Tribune Tower in Oakland up for Sale, Could Attract $50MM

By Jon Peterson

Emeryville-based Harvest Properties and White Plains, N.Y.-based True North Management have put up for sale the 95,000 square-foot Tribune Tower office building located at 409 13th Street in Oakland. The price point on the sale could be as high as $50 million, according to several sources aware that the asset is on the market.

Harvest did not respond to several phone calls seeking comment for this story. The San Francisco team of NKF Capital Markets is the listing agent on the sale.

Should the projected sales price be reached, it would allow the buyer still to come in at below replacement cost, according to sources. They also indicated that the current level of replacement cost of office buildings in Oakland is at $700 per square foot.

The new owners will be given a chance to add some value to the asset going forward. The current occupancy of the property is in the 70 percent range. There should be good demand for the space, since occupancy in the Oakland Central Business District for office buildings is at a mid 90-percent level as of the middle of 2018.

The current owners of the property had acquired the building in 2016 for $20.4 million. The asset was vacant at that time. Following the acquisition, the owners placed at least $20 million in the asset for improvements. The work included significant structural upgrades and making the asset more appealing to creative office tenants.

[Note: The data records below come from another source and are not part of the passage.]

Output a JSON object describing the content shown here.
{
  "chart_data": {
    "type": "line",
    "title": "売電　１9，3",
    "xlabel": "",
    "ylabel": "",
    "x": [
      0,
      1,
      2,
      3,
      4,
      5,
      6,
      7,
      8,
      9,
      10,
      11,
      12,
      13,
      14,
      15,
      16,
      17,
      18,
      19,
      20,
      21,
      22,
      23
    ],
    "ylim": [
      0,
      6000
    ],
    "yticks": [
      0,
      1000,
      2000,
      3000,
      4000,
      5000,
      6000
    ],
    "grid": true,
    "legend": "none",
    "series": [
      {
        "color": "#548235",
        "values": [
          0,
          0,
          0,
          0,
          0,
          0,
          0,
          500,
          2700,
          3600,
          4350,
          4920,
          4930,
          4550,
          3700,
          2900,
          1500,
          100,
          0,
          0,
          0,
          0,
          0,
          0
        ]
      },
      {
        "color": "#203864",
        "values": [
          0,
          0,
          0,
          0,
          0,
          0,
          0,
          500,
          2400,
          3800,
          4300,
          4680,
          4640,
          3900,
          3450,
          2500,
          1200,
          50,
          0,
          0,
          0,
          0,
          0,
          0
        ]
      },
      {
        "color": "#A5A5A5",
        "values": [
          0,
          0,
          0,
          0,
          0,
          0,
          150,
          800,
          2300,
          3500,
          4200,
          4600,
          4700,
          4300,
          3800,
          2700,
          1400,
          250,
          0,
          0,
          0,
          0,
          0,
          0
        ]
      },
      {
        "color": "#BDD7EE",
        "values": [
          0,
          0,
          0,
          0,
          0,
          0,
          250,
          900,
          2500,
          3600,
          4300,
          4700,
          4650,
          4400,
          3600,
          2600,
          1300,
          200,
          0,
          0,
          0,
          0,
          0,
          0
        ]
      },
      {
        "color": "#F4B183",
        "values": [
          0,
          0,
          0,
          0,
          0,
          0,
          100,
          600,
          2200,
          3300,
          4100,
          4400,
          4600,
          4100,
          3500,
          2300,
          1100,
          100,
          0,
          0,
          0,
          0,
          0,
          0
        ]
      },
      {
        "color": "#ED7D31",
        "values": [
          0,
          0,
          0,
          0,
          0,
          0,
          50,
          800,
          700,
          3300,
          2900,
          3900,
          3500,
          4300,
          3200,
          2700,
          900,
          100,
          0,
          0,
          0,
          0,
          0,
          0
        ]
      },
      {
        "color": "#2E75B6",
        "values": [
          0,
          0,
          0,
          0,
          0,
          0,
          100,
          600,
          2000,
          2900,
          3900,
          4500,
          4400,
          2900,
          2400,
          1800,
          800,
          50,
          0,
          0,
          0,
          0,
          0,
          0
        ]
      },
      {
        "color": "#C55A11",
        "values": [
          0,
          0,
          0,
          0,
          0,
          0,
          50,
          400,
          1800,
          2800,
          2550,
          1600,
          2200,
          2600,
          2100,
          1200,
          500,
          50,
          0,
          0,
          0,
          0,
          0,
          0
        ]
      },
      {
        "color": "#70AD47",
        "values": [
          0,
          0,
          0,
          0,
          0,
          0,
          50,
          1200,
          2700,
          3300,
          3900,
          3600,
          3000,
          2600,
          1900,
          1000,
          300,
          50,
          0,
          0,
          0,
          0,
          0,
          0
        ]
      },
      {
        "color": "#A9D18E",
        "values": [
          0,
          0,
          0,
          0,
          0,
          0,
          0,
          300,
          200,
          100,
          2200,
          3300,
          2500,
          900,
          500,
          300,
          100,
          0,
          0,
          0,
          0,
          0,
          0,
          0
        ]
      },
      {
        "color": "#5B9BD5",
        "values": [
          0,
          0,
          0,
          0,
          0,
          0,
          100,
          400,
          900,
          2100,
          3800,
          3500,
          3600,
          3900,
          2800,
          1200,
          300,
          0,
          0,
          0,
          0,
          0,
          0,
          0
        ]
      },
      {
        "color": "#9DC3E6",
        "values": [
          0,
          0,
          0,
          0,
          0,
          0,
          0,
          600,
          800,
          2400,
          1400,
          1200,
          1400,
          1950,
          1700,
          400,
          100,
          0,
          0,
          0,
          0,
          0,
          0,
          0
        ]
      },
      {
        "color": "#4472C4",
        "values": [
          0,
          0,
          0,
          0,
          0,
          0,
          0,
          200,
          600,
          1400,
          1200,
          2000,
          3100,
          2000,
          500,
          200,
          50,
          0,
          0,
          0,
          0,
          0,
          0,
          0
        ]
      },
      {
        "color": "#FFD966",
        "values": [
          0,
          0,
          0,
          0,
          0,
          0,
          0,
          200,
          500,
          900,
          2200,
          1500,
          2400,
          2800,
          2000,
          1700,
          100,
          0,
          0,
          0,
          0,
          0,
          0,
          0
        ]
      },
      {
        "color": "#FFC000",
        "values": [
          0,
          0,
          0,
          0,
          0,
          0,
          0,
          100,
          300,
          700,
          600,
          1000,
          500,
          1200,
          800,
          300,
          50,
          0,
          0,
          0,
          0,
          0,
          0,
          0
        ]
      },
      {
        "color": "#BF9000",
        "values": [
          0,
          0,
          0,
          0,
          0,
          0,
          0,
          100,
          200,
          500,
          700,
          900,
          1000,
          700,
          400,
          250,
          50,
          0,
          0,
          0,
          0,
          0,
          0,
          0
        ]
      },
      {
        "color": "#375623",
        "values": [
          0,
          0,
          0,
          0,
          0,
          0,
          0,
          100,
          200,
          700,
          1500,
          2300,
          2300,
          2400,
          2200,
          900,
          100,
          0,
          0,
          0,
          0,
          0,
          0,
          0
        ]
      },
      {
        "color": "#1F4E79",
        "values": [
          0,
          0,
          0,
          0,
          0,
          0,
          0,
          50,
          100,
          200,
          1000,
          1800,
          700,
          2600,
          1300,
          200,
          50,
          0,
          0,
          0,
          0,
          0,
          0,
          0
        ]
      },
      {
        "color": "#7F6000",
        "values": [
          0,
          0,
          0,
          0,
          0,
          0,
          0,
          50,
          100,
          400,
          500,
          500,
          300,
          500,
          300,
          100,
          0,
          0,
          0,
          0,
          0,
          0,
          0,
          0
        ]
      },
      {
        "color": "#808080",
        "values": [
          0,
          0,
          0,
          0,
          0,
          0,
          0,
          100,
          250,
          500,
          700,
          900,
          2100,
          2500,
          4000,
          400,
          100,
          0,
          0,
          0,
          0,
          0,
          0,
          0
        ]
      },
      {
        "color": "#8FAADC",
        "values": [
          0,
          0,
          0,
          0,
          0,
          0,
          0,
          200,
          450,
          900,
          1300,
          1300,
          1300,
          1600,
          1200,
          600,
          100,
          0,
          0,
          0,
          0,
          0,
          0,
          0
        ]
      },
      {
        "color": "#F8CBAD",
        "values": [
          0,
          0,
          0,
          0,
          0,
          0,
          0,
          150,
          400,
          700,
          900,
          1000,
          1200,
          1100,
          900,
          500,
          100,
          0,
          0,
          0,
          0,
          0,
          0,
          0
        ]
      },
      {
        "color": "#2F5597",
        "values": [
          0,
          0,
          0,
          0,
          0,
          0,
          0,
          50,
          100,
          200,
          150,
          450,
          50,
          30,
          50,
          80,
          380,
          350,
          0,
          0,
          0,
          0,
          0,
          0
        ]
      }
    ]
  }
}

The Tribune Tower has a strong location from a public transportation perspective. It’s situated one-half block from the 12th Street/City Center BART stop. The building is an iconic structure that in many ways defines the city of Oakland and is a recognizable landmark in the Bay Area. The 22-story tower was constructed in 1923, and during that decade was the tallest building in the city. The architecture of the tower, much like The Campanile on the UC Berkeley campus (officially the Sather Tower), was inspired by St Mark’s Campanile in Venice, Italy, according to the building’s web site on Wikipedia. The building was home to the city’s newspaper, Oakland Tribune, and the word “Tribune” still defines the building today.